Location
- 1000 West Lycoming Street Philadelphia, Pennsylvania 19140 United States 40°0′48″N 75°8′38″W﻿ / ﻿40.01333°N 75.14389°W

Information
- Type: Private, All-Female
- Motto: Vigilate et Orate (Watch and Pray)
- Religious affiliation: Roman Catholic
- Patron saint: St Therese of Lisieux
- Established: 1941
- President: Mrs. Kristie Hughes Dugan
- Principal: Ms. Kathleen Thérèse Radebaugh
- Grades: 9-12
- Colors: Maroon and White
- Mascot: Flossie
- Nickname: LF
- Team name: Sentinels
- Rival: St.Hubert's
- Accreditation: Middle States Association of Colleges and Schools
- Publication: Literary Garland
- Newspaper: Theresian
- Yearbook: Garland
- Tuition: $10,000
- Alumni: over 36,000
- Director of Philanthropy: Amy Steinmetz Carthy, '87
- Director of Institutional Advancement: S. Joan Ames, IHM
- Admissions Director: Kia Benjamin
- Athletic Director: Tim McCartney
- Website: littleflowerhighschool.org

= Little Flower Catholic High School for Girls =

Little Flower Catholic High School for Girls is a Catholic high school in Philadelphia, Pennsylvania within the Archdiocese of Philadelphia. It is named after Saint Therese de Lisieux and is located in the Hunting Park section of North Philadelphia. Little Flower publishes one of the most award-winning high school newspapers in the archdiocese, The Theresian.

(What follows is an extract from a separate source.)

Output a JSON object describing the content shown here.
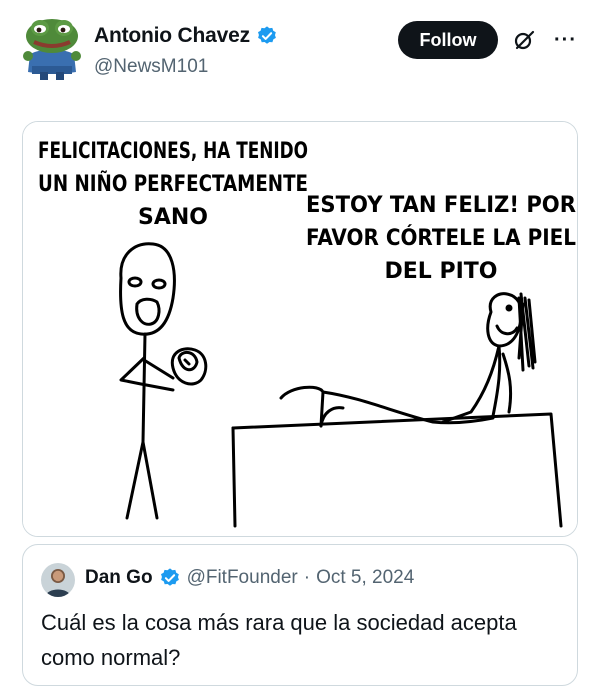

Little Flower High School consists of roughly 400 girls and 0 boys. Till the late 2000s a small number of boys, around 7, attended as a part of Little Flower's ESOL Program (English for Speakers of Other Languages). The school's Alma Mater is sung by the students at a number of different events throughout the school year, including dances, proms, and assemblies.

== Athletics==
- Fall Sports - Cross Country, Golf, Field Hockey, Soccer, Tennis, Volleyball
- Winter Sports - Basketball, Bowling, Cheerleading, Indoor Track, Swimming
- Spring Sports - Softball, Lacrosse, Track, and Field

==Notable alumnae==

- Christine Nangle - Comedy writer and performer. Best known for The Simpsons, Saturday Night Live, and Inside Amy Schumer.
- Evelyn Mattern - American Roman Catholic nun and farmer worker advocate
- Courtney Niemiec - professional soccer player, currently playing for the Western New York Flash of the National Women's Soccer League
- Allyson McHugh - U.S. Women's National Team member (Swimming), 5 Time USA Swimming National Champion, 2019 NCAA National Champion (1650yd Freestyle)
- Sister Mary Scullion - Sisters of Mercy, Little Flower Class of 1971, is Philadelphia’s nationally renowned expert on homelessness.

== Notable volunteers ==
- D. Bruce Hanes - Former volunteer judge for the Mock Trial team. Because of his public support of same-sex marriage, Hanes has been removed from his volunteer position effective September 17, 2013.